こういった利点があるからこそ、発酵食品は長い歴史の中で食べ続けられ、進化してきたのですね。
微生物そのものが、からだの役に立っている!
微生物そのものも、からだの中でよいはたらきをすることがあります。
代表例はビフィズス菌や乳酸菌です。発酵食品を食べて体内に取り入れることで腸内環境が整い、病原菌やウイルスからからだを守る仕組みである「免疫」の力がはたらきやすくなります。
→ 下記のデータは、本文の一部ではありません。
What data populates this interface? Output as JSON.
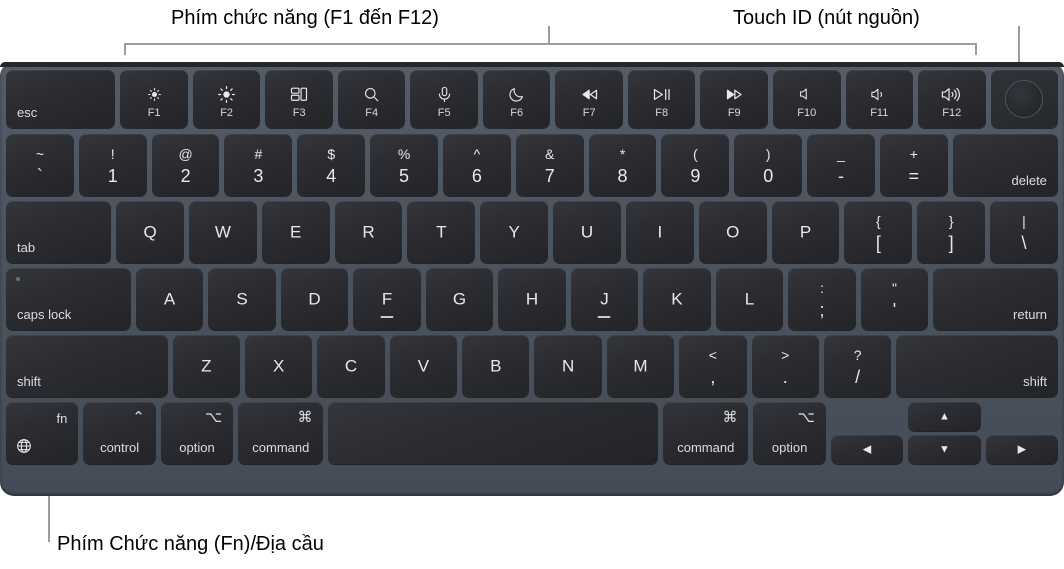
{
  "annotations": {
    "function_keys": "Phím chức năng (F1 đến F12)",
    "touch_id": "Touch ID (nút nguồn)",
    "fn_globe": "Phím Chức năng (Fn)/Địa cầu"
  },
  "colors": {
    "chassis": "#4c5460",
    "key": "#2b2d32",
    "legend": "#e8e9ea",
    "callout_line": "#9b9ea1",
    "label_text": "#000000"
  },
  "keyboard": {
    "function_row": [
      {
        "label": "esc",
        "icon": null,
        "fkey": null,
        "width": 1.62
      },
      {
        "label": null,
        "icon": "brightness-down-icon",
        "fkey": "F1",
        "width": 1
      },
      {
        "label": null,
        "icon": "brightness-up-icon",
        "fkey": "F2",
        "width": 1
      },
      {
        "label": null,
        "icon": "mission-control-icon",
        "fkey": "F3",
        "width": 1
      },
      {
        "label": null,
        "icon": "spotlight-search-icon",
        "fkey": "F4",
        "width": 1
      },
      {
        "label": null,
        "icon": "dictation-microphone-icon",
        "fkey": "F5",
        "width": 1
      },
      {
        "label": null,
        "icon": "do-not-disturb-moon-icon",
        "fkey": "F6",
        "width": 1
      },
      {
        "label": null,
        "icon": "rewind-icon",
        "fkey": "F7",
        "width": 1
      },
      {
        "label": null,
        "icon": "play-pause-icon",
        "fkey": "F8",
        "width": 1
      },
      {
        "label": null,
        "icon": "fast-forward-icon",
        "fkey": "F9",
        "width": 1
      },
      {
        "label": null,
        "icon": "mute-icon",
        "fkey": "F10",
        "width": 1
      },
      {
        "label": null,
        "icon": "volume-down-icon",
        "fkey": "F11",
        "width": 1
      },
      {
        "label": null,
        "icon": "volume-up-icon",
        "fkey": "F12",
        "width": 1
      },
      {
        "label": null,
        "icon": "touch-id-icon",
        "fkey": null,
        "width": 1
      }
    ],
    "number_row": [
      {
        "top": "~",
        "bottom": "`",
        "width": 1
      },
      {
        "top": "!",
        "bottom": "1",
        "width": 1
      },
      {
        "top": "@",
        "bottom": "2",
        "width": 1
      },
      {
        "top": "#",
        "bottom": "3",
        "width": 1
      },
      {
        "top": "$",
        "bottom": "4",
        "width": 1
      },
      {
        "top": "%",
        "bottom": "5",
        "width": 1
      },
      {
        "top": "^",
        "bottom": "6",
        "width": 1
      },
      {
        "top": "&",
        "bottom": "7",
        "width": 1
      },
      {
        "top": "*",
        "bottom": "8",
        "width": 1
      },
      {
        "top": "(",
        "bottom": "9",
        "width": 1
      },
      {
        "top": ")",
        "bottom": "0",
        "width": 1
      },
      {
        "top": "_",
        "bottom": "-",
        "width": 1
      },
      {
        "top": "+",
        "bottom": "=",
        "width": 1
      },
      {
        "label": "delete",
        "align": "bottom-right",
        "width": 1.55
      }
    ],
    "tab_row": [
      {
        "label": "tab",
        "align": "bottom-left",
        "width": 1.55
      },
      {
        "letter": "Q",
        "width": 1
      },
      {
        "letter": "W",
        "width": 1
      },
      {
        "letter": "E",
        "width": 1
      },
      {
        "letter": "R",
        "width": 1
      },
      {
        "letter": "T",
        "width": 1
      },
      {
        "letter": "Y",
        "width": 1
      },
      {
        "letter": "U",
        "width": 1
      },
      {
        "letter": "I",
        "width": 1
      },
      {
        "letter": "O",
        "width": 1
      },
      {
        "letter": "P",
        "width": 1
      },
      {
        "top": "{",
        "bottom": "[",
        "width": 1
      },
      {
        "top": "}",
        "bottom": "]",
        "width": 1
      },
      {
        "top": "|",
        "bottom": "\\",
        "width": 1
      }
    ],
    "home_row": [
      {
        "label": "caps lock",
        "align": "bottom-left",
        "led": true,
        "width": 1.85
      },
      {
        "letter": "A",
        "width": 1
      },
      {
        "letter": "S",
        "width": 1
      },
      {
        "letter": "D",
        "width": 1
      },
      {
        "letter": "F",
        "homing": true,
        "width": 1
      },
      {
        "letter": "G",
        "width": 1
      },
      {
        "letter": "H",
        "width": 1
      },
      {
        "letter": "J",
        "homing": true,
        "width": 1
      },
      {
        "letter": "K",
        "width": 1
      },
      {
        "letter": "L",
        "width": 1
      },
      {
        "top": ":",
        "bottom": ";",
        "width": 1
      },
      {
        "top": "\"",
        "bottom": "'",
        "width": 1
      },
      {
        "label": "return",
        "align": "bottom-right",
        "width": 1.85
      }
    ],
    "shift_row": [
      {
        "label": "shift",
        "align": "bottom-left",
        "width": 2.4
      },
      {
        "letter": "Z",
        "width": 1
      },
      {
        "letter": "X",
        "width": 1
      },
      {
        "letter": "C",
        "width": 1
      },
      {
        "letter": "V",
        "width": 1
      },
      {
        "letter": "B",
        "width": 1
      },
      {
        "letter": "N",
        "width": 1
      },
      {
        "letter": "M",
        "width": 1
      },
      {
        "top": "<",
        "bottom": ",",
        "width": 1
      },
      {
        "top": ">",
        "bottom": ".",
        "width": 1
      },
      {
        "top": "?",
        "bottom": "/",
        "width": 1
      },
      {
        "label": "shift",
        "align": "bottom-right",
        "width": 2.4
      }
    ],
    "bottom_row": {
      "fn_key": {
        "corner_label": "fn",
        "icon": "globe-icon"
      },
      "left_mods": [
        {
          "symbol": "⌃",
          "label": "control"
        },
        {
          "symbol": "⌥",
          "label": "option"
        },
        {
          "symbol": "⌘",
          "label": "command"
        }
      ],
      "space": {
        "label": ""
      },
      "right_mods": [
        {
          "symbol": "⌘",
          "label": "command"
        },
        {
          "symbol": "⌥",
          "label": "option"
        }
      ],
      "arrows": {
        "left": "◀",
        "up": "▲",
        "down": "▼",
        "right": "▶"
      }
    }
  }
}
また、近年、免疫を活性化してくれる乳酸菌や酢酸菌の研究が進んでいます。特別な機能が認められた菌を配合した機能性表示食品も、たくさん登場しています。
発酵食品のこと、
発酵のプロに聞いてみよう!
発酵の技術を長年研究している、キユーピー醸造株式会社 研究所の塚本やよいさんに、発酵食品の魅力や面白さを教えてもらいましょう。
キユーピー醸造株式会社 研究所
塚本やよいさん
キユーピー醸造は、お酢を製造している会社です。
「醸造」とは発酵食品をつくることを言い、お酒や調味料をつくるときに使われることが多い用語です。
※所属は2024年3月時点の情報です。
■お酢をつくる上で感じる、発酵食品の魅力を教えてください
私は発酵食品の「おいしさ」に大きな魅力を感じています。発酵させる原料によってさまざまな個性が生まれるのが、発酵の面白いところです。例えば、米からつくる米酢はまろやか、果物からつくる果実酢はキリっと爽やかといった特徴があります。発酵方法を工夫することで、原料のよさをそのまま生かすこともできれば、奥深い味わいや華やかな香りにすることもできます。
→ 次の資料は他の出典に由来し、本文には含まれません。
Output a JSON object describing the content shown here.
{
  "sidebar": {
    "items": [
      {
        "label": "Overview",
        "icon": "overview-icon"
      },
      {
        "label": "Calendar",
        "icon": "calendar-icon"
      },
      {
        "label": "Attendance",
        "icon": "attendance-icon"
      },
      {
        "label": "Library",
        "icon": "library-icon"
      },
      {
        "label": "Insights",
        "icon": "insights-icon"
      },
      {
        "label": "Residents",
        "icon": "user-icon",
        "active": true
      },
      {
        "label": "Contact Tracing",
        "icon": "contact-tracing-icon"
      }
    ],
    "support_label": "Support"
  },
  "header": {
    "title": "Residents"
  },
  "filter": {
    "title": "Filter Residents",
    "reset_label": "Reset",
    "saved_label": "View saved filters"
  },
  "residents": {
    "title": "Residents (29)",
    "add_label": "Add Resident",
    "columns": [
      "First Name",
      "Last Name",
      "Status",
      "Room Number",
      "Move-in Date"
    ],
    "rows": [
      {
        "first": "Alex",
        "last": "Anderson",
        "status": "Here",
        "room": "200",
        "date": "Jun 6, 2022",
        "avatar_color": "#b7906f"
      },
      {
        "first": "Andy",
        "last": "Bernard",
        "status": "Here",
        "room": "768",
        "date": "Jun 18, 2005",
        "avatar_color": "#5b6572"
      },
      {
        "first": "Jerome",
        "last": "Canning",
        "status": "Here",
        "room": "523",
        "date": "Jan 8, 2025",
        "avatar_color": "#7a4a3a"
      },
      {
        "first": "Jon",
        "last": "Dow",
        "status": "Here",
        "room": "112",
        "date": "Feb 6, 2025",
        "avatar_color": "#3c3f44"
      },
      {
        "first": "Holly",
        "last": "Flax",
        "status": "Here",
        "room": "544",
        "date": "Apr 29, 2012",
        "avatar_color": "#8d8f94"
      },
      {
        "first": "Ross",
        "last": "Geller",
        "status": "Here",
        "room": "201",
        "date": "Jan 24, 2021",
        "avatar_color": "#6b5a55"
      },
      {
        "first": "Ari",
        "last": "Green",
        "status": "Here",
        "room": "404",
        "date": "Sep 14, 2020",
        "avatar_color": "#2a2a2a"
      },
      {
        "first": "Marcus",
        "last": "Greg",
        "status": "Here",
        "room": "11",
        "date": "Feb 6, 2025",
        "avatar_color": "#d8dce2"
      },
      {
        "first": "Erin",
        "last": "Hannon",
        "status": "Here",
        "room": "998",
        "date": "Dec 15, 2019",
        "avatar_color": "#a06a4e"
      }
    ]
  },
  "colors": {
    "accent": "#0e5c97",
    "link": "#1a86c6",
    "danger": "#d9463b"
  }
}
お酢の風味の最大の特徴である酸っぱい味は、「酢酸」という成分によるものです。
酢酸は、お酢づくりで活躍する「酢酸菌」がつくり出す成分で、お酢の保存性の高さを生み出しています。また、マヨネーズのように、お酢を原料の一つとして使った食品まで腐りにくくなります。酢酸にはさらに、食後の血糖値の上昇を緩やかにする、肥満気味の人の内臓脂肪を減らすのを助ける、高めの血圧を下げるなどの健康機能があることも認められています。
■発酵食品はどうやってつくられるの?
いろいろな種類の発酵食品がありますが、「カビ」「酵母」「細菌」を全て使ってつくられる米酢を例に説明しましょう。※伝統的な製法の場合です。
このように、複数の発酵工程で微生物が大活躍して、元の食べものから大きく変身した新しい食品ができあがります。
■発酵食品をつくる上で大変なことは?
生き物である微生物を扱うことです。温度や栄養分などをしっかり管理しないと微生物は死んでしまうため、居心地のよい環境を整えてあげることが私たちの大切な仕事です。そのため工場では、毎日欠かさずに微生物の面倒をみています。
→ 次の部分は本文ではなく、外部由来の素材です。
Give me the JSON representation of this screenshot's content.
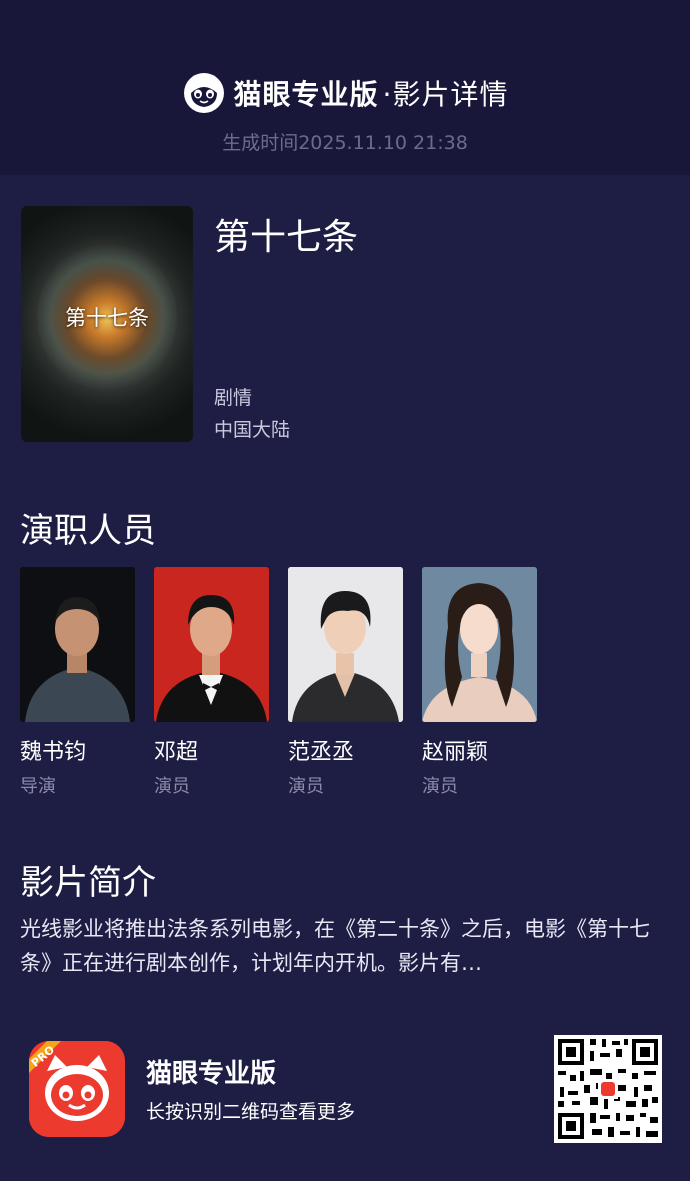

また、元の原料から全く違った食品ができるので、最後までつくり終えてみないとどんな味や香りになるのかわからないところも、発酵食品づくりの難しさです。原料選びにはこだわっていますが、なかなか思うような風味にならないこともあります。
でもだからこそ、期待する風味が実現できた時はうれしいし、仕事のやりがいや面白さを感じます。
■さいごにみなさんへのメッセージをお願いします!
発酵食品にはたくさんの利点があるので、日々の食生活に上手に取り入れてくれたらうれしく思います。
私たちは、おいしくて健康にも役立つ商品の開発と、食べ方の提案を続けていきます!
微生物の力で生まれる発酵食品は、私たちの食生活をより豊かで健康的なものにしてくれています。
身の回りの食品がどのようにつくられているのか調べてみると、新たな発見があり、毎日の食事がより一層楽しくなりそうですね。